Wahrheit muss erfunden werden

Exklusive Einblicke in die neuen Kurzgeschichten des ostpreußischen Schriftstellers

Peer Schmidt-Walther
12.06.2021

Arno Surminskis jüngstes Werk lautet „An der Haltestelle“. Der 86-Jährige aus dem masurischen Jäglack ist nach wie vor voller Schaffenskraft und Ideen. „Ich hab' noch eine Reihe weiterer Projekte in Arbeit“, verrät er, „aber das Manuskript von ‚An der Haltestelle' ist weitgehend abgeschlossen und soll im Herbst dieses oder Frühjahr des nächsten Jahres erscheinen“.
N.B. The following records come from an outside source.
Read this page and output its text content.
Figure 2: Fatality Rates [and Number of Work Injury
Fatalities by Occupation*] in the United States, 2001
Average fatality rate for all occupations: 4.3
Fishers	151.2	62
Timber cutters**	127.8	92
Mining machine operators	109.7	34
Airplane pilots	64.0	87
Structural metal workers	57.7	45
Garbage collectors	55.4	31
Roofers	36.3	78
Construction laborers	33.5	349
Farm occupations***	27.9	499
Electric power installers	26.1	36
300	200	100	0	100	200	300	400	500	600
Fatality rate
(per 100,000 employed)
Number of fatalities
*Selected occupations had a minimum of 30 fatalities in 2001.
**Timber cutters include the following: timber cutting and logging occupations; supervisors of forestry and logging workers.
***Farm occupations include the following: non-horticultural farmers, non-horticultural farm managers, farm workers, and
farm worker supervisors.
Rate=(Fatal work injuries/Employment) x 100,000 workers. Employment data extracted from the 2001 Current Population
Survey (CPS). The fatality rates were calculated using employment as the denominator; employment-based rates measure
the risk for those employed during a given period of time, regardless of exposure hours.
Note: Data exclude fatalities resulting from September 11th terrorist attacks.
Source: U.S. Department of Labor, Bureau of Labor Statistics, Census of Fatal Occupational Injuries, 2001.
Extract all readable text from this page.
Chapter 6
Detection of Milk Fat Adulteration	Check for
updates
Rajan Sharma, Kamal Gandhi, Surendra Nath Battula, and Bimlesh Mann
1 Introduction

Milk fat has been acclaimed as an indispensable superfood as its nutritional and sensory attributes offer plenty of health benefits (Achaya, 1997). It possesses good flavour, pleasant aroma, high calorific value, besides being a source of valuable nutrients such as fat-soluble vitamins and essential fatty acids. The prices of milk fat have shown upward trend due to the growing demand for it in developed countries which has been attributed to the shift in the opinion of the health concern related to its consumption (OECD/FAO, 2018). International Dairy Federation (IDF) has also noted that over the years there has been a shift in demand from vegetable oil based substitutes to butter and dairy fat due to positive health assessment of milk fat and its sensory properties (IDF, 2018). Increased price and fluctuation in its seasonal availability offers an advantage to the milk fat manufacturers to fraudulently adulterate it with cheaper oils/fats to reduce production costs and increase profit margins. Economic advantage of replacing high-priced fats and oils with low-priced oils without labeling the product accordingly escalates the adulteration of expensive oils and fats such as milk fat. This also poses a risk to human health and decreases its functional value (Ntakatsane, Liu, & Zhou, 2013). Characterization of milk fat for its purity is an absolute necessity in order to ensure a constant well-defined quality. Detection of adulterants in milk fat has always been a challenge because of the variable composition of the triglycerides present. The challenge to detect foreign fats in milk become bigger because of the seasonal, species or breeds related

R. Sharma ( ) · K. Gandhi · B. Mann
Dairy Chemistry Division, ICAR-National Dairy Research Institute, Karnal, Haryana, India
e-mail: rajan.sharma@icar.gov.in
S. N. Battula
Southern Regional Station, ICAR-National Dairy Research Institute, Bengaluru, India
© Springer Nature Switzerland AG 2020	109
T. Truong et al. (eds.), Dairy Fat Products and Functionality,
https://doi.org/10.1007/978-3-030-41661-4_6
40 Kurzgeschichten werden den Band füllen. Die Schauplätze verteilen sich über ganz Deutschland, seine alte Heimat Ostpreußen und seine neue in Hamburg und Schleswig-Holstein. Sie haben einen märchenhaften Charakter und erzählen von wundersamen Begebenheiten, die alle mit einer kräftigen Portion Humor und Hintersinnigkeit gewürzt sind. Nicht anders kennt man den letzten lebenden großen Ostpreußen-Schriftsteller und sein großartiges Werk.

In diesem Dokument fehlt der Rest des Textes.